Когда вино окончилось и Греф поспешил нас покинуть, Отто не удержался от проявления недовольства.
– Дослужился до взводного, так мог бы и не выпивать с рядовым составом.
Дидье не согласился:
– Он тоже человек. И к тому же наш товарищ.
– А если товарищ, то мог бы угостить. Товарищ… Как в наряд, так командир, а как пить на дармовщинку…
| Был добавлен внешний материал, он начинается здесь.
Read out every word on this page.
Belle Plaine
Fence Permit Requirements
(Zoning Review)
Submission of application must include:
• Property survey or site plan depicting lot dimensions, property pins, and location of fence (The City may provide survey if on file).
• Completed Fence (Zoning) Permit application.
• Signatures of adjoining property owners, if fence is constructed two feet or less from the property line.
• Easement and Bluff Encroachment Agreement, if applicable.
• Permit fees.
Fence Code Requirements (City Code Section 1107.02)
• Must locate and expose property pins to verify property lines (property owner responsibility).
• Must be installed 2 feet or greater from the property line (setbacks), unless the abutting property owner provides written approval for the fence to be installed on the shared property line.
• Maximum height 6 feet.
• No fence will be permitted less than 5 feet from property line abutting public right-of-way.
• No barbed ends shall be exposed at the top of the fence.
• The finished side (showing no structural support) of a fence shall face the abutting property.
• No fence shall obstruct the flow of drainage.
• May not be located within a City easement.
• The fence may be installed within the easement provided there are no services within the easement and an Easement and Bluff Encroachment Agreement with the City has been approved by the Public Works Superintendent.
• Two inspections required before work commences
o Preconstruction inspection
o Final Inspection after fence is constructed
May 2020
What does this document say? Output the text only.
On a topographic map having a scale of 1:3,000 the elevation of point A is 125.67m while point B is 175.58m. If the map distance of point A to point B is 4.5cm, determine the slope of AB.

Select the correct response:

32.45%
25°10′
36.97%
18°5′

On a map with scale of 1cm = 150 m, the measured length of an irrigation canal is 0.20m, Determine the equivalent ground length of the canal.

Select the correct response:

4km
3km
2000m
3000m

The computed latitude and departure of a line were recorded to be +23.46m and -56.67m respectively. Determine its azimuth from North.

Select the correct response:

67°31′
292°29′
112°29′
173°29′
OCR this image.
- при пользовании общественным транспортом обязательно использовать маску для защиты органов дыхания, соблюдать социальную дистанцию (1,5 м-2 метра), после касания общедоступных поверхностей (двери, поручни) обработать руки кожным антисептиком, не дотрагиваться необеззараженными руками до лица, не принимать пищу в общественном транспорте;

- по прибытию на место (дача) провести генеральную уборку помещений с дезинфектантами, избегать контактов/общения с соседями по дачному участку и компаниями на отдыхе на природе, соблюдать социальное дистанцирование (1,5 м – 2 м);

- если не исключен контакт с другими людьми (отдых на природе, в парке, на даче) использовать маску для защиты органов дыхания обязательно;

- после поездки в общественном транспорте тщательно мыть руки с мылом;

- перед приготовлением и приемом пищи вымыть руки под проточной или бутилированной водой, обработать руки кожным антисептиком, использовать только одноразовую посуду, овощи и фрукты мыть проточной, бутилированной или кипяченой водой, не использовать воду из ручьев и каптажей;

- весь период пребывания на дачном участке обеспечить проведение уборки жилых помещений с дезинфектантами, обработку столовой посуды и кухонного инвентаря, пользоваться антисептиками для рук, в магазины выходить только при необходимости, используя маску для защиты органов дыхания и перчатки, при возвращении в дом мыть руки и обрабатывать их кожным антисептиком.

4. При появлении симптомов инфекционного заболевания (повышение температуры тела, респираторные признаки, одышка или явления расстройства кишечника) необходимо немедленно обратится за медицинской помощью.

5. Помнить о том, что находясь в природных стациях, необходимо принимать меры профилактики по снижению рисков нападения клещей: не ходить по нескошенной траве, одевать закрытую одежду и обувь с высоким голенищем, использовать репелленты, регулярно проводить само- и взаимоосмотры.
Продолжая ворчать, он завалился на спальную полку. Дидье последовал его примеру, а я нащупал в кармане три письма, переданные мне сегодня из канцелярии. Времени прочесть их до сих пор не нашлось, но впереди была целая ночь (если, конечно, русские не устроят артналет или другую пакость). И это тоже радовало.
Первые радости
Красноармеец Аверин
Двадцатые числа мая 1942 года, седьмой месяц обороны Севастополя
Старшина второй статьи Зильбер был мужчина крупный и серьезный, с атлетическими плечами, могучим, в командирских бриджах задом и носом Ильи Эренбурга. И таким же грозным, как тот. Когда Старовольский ненадолго отлучился, старшина, демонстрируя нам кулак величиной с не самый маленький арбуз, произнес небольшую речь:
– Третий взвод, слушай сюда. Попрошу помнить: я против рукоприкладства и прочих мер воздействия на личный состав, не предусмотренных уставами РККА и РККФ. Но если кто туточки думает валять дурака, то я имею первый разряд по боксу. В полутяжелом весе.
«Проверим», – прошептал у меня за спиною Мухин, а я подумал, что в лице Зильбера на нашу голову свалился еще один Рябчиков, в полутяжелом весе и тельняшке.
Мы стояли на дне траншеи, там и сям потрескивали выстрелы, изредка ухали пушки, грохотали вдали разрывы – и всё это называлось затишьем. Так нам объяснил старшина: «Сейчас у нас затишье, передовые части оборонительного района занимаются улучшением позиций». Я не сразу понял, что это такое – улучшение позиций, но когда пронесли раненого краснофлотца, стало ясно, что без крови оно обходится не всегда. Если вообще обходится.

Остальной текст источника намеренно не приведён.